PlanetBeing, a member of the DevTeam, wrote a very interesting post about the similarities and differences between QuickPwn and Ziphone. If you’re not an iPhone geek, don’t even bother reading this…

Here is what PlanetBeing took into account (as you can see, there are more differences than similarities):

Similarities:

  • jailbreak
  • payload medium

Differences:

Technique

ZiPhone uses, as the root filesystem device, a pseudo-device that provides a window to an arbitrary section of memory. This memory is not allocated or otherwise reserved by the operating system and hence will be used by other random processes in other random ways and will become more and more corrupted with every CPU clock cycle. The only safe way to use this is to mlock all memory used by the jailbreak binary as soon as possible, and then use data previously uploaded to flash. Anything else will cause either the jailbreak binary to crash at random moments or cause random data to be written to flash. I am not sure why Zibri elected not to implement ZiPhone in a safer fashion.

QuickPwn uses the same mechanism that Apple uses to send its update ramdisk. This memory is both allocated and reserved. It will not crash at random moments, or give you repeating BSD root errors. This is the way the XNU kernel is designed to use ramdisks.

Longevity

ZiPhone hinges on a BUG in iBoot that was quickly fixed by Apple.

QuickPwn uses an iBoot FEATURE that Apple cannot remove without rewriting their own software and undergoing lengthy QA. Even if Apple did change the architecture, it would be straight-forward to simply mimic what they do and adapt to it.
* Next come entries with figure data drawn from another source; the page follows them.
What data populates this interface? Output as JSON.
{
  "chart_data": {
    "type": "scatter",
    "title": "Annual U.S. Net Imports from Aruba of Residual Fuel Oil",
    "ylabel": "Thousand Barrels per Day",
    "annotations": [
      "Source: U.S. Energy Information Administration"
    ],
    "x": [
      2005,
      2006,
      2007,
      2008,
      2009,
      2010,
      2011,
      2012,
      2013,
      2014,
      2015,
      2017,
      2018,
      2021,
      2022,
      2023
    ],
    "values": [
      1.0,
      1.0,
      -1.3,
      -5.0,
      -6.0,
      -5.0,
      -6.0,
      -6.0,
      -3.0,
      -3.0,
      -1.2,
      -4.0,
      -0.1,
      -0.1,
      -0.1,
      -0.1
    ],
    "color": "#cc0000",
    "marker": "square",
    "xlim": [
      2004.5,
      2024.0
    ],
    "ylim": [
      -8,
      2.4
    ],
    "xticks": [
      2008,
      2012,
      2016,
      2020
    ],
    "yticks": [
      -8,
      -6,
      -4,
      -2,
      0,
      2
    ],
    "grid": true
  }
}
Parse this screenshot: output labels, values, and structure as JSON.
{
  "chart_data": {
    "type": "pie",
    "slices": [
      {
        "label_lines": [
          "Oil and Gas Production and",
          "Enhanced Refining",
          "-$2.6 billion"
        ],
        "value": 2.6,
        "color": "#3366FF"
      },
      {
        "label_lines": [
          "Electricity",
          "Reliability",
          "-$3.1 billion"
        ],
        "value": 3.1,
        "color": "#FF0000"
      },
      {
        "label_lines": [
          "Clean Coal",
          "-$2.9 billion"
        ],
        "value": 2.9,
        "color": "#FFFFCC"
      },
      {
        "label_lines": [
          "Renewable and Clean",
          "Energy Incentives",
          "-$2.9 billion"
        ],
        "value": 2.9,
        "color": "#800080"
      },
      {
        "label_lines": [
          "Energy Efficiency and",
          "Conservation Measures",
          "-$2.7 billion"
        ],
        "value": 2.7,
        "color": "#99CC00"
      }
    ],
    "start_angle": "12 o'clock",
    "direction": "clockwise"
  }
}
The reason QuickPwn can do this is because it relies on a hardware exploit to bootstrap into this phase. Apple cannot fix this problem without changing the manufactured hardware.

Elegance

ZiPhone modifies an existing Apple ramdisk and ships it as a complete set.

QuickPwn contains all-original code and features a very tiny bootstrapper that allows it to use libraries and code that’s already on the iPhone.

Not only does ZiPhone’s distribution of Apple’s binaries violate copyright laws, it also takes up a large portion of room on the ramdisk that could be used for the payload. Keeping its existing algorithm, ZiPhone would never have been able to install Cydia, for example. The maximum feasible ramdisk size is 32 MB; Cydia takes 13 and Apple’s library take up a significant amount. With some work, Zibri could possibly make it just under the 32 MB limit, but with the large number of files in Cydia, and the large size of the corruptible area of memory, corruption would be inevitable.